Basically if the system cannot exchange the heat/cold, it will not function properly and could lead to over heating/cooling.
Frozen lines could also be caused by high or low levels of refrigerant, so you'll want to get a service person out to check the refrigerant levels.
Here is a really good image to visualize how it works.
Best Answer
It's all about the temperature/pressure relationship, and how pressure affects the boiling point of the refrigerant. As the pressure of a refrigerant goes up, so too does the temperature and boiling point. When the pressure drops, the temperature and boiling point drop as well. Air conditioning (and some heating) systems take advantage of this, to cool (heat) the air inside a building.
Normal system
In a normal system, The compressor compresses the refrigerant vapor. This causes the vapor to be both high temperature, and high pressure. The hot vapor moves through the condenser coils, where some of the heat is transferred into the outside air. When the vapor finally comes out of the condenser, it's a hot liquid. The hot liquid moves through the liquid line, into the building towards the evaporator coils. Just before the hot liquid refrigerant reaches the evaporator, it's forced through a metering device. The actual device used depends on the system, but capillary tubes are common.
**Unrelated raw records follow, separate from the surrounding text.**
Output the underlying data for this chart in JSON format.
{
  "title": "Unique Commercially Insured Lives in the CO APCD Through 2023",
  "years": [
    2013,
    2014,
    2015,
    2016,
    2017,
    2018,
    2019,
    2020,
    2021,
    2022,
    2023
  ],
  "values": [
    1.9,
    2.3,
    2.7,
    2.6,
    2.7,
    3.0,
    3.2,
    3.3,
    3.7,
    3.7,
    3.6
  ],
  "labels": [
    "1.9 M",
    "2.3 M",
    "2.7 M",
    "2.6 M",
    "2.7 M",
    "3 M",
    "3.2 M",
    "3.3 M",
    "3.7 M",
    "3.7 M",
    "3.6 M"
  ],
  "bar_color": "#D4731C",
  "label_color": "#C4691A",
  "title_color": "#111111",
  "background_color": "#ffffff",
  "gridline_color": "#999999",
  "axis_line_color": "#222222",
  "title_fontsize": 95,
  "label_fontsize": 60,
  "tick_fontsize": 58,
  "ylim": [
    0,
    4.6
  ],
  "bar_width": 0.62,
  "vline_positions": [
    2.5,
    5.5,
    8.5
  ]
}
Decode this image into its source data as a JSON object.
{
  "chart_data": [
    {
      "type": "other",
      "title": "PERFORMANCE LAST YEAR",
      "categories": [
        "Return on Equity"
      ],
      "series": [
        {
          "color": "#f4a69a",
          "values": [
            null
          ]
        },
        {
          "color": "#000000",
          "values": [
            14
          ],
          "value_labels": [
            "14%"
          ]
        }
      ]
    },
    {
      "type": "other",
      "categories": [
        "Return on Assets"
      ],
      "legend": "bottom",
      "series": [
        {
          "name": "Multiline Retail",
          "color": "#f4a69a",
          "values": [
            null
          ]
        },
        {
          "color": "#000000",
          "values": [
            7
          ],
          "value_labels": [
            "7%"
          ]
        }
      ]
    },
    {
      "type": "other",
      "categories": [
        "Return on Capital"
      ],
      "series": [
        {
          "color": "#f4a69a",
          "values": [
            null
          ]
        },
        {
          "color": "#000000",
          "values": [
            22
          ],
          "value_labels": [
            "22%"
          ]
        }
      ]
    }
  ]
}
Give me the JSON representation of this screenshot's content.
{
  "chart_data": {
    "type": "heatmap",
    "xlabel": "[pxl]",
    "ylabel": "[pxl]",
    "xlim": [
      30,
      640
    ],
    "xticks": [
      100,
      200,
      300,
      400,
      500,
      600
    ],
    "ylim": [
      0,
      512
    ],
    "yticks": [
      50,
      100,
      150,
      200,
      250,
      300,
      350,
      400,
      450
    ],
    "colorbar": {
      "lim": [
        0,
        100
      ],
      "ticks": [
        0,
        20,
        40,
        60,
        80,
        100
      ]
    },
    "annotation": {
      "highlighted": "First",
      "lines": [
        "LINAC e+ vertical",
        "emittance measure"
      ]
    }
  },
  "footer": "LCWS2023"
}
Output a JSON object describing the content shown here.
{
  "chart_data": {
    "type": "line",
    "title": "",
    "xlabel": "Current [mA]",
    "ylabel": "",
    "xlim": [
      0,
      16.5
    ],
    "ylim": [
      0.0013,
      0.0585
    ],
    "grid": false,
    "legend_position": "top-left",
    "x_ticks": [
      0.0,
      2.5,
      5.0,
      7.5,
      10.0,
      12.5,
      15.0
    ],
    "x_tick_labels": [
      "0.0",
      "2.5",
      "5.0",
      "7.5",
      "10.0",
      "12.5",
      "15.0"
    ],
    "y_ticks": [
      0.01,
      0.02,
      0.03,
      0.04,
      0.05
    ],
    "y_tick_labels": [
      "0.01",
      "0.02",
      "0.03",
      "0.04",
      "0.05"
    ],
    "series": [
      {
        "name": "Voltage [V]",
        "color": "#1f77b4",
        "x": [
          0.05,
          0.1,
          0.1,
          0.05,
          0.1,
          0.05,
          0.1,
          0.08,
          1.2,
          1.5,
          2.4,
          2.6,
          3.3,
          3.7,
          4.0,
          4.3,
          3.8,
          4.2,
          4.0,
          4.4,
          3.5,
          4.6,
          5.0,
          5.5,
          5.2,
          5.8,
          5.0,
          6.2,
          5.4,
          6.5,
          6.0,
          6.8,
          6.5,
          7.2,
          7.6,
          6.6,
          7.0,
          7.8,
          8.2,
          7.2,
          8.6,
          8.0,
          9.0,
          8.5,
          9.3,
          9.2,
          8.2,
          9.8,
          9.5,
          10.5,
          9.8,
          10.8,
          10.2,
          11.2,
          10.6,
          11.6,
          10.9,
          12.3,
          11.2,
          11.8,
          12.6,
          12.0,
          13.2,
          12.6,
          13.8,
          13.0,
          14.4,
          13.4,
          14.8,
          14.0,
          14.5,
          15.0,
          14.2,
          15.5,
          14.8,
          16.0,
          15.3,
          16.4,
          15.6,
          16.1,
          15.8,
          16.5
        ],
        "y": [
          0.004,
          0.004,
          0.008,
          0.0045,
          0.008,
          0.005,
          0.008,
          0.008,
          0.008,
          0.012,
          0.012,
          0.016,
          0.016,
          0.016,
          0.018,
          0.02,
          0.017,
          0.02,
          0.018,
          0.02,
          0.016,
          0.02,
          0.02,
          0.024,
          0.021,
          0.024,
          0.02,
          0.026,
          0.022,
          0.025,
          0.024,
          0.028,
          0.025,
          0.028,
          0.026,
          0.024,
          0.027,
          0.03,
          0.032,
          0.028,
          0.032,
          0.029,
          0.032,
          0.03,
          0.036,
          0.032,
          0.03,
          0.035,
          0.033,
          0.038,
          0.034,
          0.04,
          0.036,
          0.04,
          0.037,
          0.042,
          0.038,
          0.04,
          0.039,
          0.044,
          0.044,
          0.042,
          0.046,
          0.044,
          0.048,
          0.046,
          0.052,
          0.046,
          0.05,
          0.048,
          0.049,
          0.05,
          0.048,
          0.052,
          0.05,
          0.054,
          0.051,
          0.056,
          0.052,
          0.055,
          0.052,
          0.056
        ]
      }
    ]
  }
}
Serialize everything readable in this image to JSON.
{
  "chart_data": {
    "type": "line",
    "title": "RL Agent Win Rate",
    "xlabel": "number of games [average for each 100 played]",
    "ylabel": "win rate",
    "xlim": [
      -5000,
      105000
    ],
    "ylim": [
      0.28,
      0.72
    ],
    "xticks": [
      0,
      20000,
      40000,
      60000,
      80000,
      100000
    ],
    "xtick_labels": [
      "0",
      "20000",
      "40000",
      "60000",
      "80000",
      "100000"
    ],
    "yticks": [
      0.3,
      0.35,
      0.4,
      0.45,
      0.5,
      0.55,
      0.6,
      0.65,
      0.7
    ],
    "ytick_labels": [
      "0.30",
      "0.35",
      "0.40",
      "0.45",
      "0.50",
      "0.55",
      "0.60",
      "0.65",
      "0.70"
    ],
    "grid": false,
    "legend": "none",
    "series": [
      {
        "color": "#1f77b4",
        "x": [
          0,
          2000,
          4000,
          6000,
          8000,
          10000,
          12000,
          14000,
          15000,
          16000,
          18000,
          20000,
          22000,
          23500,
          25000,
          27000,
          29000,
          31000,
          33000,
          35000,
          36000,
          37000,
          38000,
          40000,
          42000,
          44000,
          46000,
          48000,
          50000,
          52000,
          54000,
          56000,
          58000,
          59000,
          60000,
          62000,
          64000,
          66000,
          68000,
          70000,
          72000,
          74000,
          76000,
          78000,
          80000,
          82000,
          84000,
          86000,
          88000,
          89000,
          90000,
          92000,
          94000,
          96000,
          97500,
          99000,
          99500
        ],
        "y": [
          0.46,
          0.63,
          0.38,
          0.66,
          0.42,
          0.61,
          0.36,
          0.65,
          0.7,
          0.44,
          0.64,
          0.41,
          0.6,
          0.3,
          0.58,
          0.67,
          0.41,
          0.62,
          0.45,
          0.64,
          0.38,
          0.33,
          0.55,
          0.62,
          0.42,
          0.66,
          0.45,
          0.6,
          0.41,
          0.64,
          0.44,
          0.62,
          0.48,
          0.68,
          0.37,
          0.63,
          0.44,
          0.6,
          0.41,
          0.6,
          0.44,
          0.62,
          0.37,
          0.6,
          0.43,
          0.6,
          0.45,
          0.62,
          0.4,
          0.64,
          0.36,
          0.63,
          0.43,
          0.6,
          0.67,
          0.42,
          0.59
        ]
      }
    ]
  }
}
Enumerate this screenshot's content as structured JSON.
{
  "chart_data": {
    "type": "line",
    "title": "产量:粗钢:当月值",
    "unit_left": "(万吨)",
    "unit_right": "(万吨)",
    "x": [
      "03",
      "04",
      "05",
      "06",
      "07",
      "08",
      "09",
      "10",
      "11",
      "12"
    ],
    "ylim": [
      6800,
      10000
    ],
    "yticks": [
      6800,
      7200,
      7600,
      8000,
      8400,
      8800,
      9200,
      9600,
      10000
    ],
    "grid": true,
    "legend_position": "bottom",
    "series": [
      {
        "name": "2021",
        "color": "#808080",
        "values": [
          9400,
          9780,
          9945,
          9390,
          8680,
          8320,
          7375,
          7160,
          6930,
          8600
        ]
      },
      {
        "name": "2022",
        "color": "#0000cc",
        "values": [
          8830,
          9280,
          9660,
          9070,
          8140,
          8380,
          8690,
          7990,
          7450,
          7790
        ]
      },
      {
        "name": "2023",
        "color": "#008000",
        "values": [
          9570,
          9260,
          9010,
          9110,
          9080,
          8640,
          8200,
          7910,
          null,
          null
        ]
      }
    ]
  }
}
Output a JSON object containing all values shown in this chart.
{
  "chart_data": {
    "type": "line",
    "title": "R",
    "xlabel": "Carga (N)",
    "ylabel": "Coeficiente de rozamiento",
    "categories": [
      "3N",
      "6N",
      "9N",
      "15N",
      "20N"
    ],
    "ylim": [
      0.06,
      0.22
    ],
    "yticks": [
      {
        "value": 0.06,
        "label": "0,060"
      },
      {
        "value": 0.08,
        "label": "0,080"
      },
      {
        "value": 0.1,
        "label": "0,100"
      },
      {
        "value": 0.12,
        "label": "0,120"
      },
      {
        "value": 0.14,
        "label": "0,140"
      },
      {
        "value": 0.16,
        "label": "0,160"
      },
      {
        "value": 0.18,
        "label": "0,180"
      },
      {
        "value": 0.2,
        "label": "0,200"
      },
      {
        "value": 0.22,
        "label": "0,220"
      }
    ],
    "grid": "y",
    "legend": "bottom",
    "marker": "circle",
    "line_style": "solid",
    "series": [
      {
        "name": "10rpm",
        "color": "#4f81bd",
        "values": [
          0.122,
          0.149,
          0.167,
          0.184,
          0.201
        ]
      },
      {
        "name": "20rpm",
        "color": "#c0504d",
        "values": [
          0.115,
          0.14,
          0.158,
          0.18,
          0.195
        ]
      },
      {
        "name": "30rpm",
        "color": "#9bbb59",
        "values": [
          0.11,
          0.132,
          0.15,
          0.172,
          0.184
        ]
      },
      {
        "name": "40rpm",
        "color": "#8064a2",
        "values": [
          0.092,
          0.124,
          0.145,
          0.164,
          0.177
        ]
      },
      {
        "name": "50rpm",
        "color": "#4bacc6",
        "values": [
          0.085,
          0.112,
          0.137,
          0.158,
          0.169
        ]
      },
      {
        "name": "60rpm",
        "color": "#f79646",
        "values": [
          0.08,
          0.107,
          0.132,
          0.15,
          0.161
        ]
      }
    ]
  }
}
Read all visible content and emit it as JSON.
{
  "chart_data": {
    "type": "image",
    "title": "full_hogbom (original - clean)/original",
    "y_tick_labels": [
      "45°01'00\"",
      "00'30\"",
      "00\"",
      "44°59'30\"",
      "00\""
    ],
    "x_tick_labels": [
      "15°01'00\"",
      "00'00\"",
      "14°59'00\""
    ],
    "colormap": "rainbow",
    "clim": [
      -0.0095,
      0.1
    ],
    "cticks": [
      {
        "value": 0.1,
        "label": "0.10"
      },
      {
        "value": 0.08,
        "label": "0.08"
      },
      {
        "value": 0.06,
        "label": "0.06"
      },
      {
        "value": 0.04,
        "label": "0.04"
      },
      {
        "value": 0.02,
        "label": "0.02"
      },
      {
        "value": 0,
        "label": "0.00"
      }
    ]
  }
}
When the hot liquid is forced through the metering device, the pressure drops substantially. The pressure drop causes the temperature and boiling point of the liquid to also drop. As indoor air is forced over the evaporator coils, the cold liquid refrigerant in the coils absorbs heat from the air. The heat causes the refrigerant to boil, which changes it to a low pressure vapor. When the refrigerant reaches the end of the evaporator, it's a cool vapor. The cool vapor travels down the suction line, and back to the compressor where the refrigeration cycle can start again.
Low refrigerant
When the refrigerant in the system is low, the pressure; and therefore temperature, of the refrigerant will also be lower. In a normal system, the temperature of the refrigerant at the beginning of the evaporator will be right around the freezing temperature of water (32°F). As the indoor air moves over the cool coils, the moisture in the air will condense on the coils. This condensation will drip harmlessly off the coils, and into the condensate drain.
When the refrigerant is low, the temperature of the refrigerant at the beginning of the evaporator coils will be colder than the freezing point of water (less than 32°F). Because the coils are so cold, the condensation that forms on the coils will freeze. As ice builds up on the coils, it restricts the air flow through the coils. Because of the restriction, the refrigerant can't absorb as much heat from the the indoor air moving over the coils. This causes the refrigerant to boil later in the evaporator, which causes ice to form further along the coils. This situation continues to progress, until the whole evaporator is a block of ice. Once that happens, the refrigerant will start to boil in the suction line. This cause the temperature of the suction line to drop, and just like in the evaporator, cause the condensation to freeze.
Eventually the freezing works its way all the way back to the compressor, which is where the trouble can really start. If allowed to operate in this condition for too long, liquid refrigerant can make its way back to the compressor. If this happens, the compressor can be damaged.
It should also be noted. Once the refrigerant level drops too low, the system stops working. So this problem only occurs in a "sweet spot", where the refrigerant is low, but not too low.